At an operational level, risks include critical asset failure or telemetry failure – and it is undoubtedly  the case that the failure of even a single asset, in the complex collection of assets, processes and systems that make up the UK’s water and wastewater infrastructure, has the potential to massively cascade into a problem with major impacts.

I’d like to suggest that the water companies should not overlook the capability and potential of the supplier to provide invaluable insights, wherever their equipment or process sits at key points of the system. What they can bring to the party is the ability to look upstream and downstream either side of that point and understand the ramifications when the system goes out of kilter, how problems can cascade at key points of failure and what the potential options are to ensure its robustness.

Water companies now have a legal duty to ‘secure long-term resilience’

Resilience is now embedded in water-related legislation for England and Wales - the water companies have a legal duty to ‘secure long-term resilience’ and Ofwat has a primary duty to enforce this.

One of the four key themes of PR19, resilience is an integral part of water companies’ functions in order to meet their statutory security of supply and service obligations.

While there are a wealth of papers and policy documents on infrastructure and resilience relevant to the sector, I’d like to conclude by flagging up two interesting papers which highlight some practical routes forward at both a regulatory and water company level to achieving greater resilience across the water sector.

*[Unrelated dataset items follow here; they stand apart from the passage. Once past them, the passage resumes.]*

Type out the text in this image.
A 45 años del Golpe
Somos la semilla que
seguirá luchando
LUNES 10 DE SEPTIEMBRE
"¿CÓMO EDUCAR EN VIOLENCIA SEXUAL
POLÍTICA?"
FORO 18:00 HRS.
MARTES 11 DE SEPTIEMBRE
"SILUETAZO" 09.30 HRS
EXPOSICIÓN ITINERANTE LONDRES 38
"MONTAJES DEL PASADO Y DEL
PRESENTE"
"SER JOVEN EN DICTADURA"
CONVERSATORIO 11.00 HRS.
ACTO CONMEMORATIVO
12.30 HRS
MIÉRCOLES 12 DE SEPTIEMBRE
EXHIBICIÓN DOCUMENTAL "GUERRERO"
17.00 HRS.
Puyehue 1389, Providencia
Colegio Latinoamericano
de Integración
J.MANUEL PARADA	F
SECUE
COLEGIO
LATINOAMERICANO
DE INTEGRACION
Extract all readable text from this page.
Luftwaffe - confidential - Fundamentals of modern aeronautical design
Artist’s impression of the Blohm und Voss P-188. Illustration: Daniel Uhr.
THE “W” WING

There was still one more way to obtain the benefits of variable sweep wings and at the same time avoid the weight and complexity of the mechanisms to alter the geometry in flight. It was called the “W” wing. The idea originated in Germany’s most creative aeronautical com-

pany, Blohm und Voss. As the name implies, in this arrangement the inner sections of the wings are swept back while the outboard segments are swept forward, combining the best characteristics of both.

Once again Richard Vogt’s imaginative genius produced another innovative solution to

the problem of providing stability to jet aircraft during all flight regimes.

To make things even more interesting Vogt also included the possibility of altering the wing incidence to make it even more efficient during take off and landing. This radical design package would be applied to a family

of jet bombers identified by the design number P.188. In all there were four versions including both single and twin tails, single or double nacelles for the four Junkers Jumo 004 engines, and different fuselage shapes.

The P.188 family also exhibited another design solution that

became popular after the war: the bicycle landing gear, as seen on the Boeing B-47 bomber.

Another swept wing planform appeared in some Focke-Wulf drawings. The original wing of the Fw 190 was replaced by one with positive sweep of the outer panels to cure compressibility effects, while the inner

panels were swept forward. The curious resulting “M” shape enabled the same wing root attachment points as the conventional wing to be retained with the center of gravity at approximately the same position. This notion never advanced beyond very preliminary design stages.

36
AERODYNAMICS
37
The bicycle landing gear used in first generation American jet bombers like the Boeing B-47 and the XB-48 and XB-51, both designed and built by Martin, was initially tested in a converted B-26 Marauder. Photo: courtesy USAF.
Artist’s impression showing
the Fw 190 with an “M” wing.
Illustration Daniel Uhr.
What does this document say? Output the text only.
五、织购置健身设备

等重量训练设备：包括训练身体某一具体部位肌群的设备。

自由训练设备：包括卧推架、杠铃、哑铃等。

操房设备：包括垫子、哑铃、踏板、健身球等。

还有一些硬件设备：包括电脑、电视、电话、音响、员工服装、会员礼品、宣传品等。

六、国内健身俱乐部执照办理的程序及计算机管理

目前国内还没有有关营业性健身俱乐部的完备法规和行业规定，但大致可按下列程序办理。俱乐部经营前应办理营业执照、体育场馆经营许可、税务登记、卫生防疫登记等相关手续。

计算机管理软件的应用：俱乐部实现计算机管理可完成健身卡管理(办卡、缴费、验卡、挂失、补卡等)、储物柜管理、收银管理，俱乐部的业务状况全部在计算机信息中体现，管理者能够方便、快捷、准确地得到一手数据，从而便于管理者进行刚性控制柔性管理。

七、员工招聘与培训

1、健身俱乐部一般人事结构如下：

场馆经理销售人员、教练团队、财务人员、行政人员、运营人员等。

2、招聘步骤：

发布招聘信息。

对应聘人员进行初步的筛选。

Resilience metrics at company level can help to measure and manage resilience

At a company level, as part of PR19, Ofwat highlighted the resilience metrics methodology prepared by Arcadis for United Utilities AMP7 Business Plan submission as an example of good practice.

The paper proposed a risk based approach to measuring resilience with resilience metrics defined to focus on:

  • the consequences of the system failing
  • the  likelihood of the hazards occurring
  • the vulnerability of the system to the threat
  • resilience controls in place that can reduce any of the above

The paper said that at a high level, a standardised risk assessment of resilience would be beneficial as it drives the right behaviours in the customers’ interest  - such as focusing on potential service failures.

Key questions the paper suggests each water company should ask themselves include:

  • In the event of a critical asset failure, what is the expected duration the system would be out of service for?
  • How many times has the system failed in the last 5 years due to a critical asset failure?
  • Is there a proactive maintenance and monitoring approach for the critical assets within the system?
  • Is the system operated at 100% capacity for the majority of time?

At the regulatory level, a paper published by the Government Office of Science– Infrastructure Resilience- said that regulators should use their levers to promote adaptation and resilience building against value for money.

In addition, “instead of encouraging efficiency which reduces resilience, regulations should be revised to reflect future threats and allow more information-sharing and collaboration across the supply chain.”

The report recommended:

“Operators need to develop a resilience strategy which employs the principles of redundancy, resistance, reliability, response and recovery for protection against disruptions. This strategy needs to have buy-in from other stakeholders including supply chain, customers and operators …and needs to be considered at all levels of the organisations.”

“It must be understood that striving for optimisation and efficiency can compromise resilience making infrastructure brittle. Strong at impact, but catastrophic at failure. Instead, operators should aim for elastic infrastructure through sacrificing efficiency for the sake of resilience.”

Useful food for thought in both documents for all stakeholders in the UK water sector.

The supply chain stands ready to help – and given the opportunity, has the potential to bring significant added value to the water sector’s work to strengthen its resilience.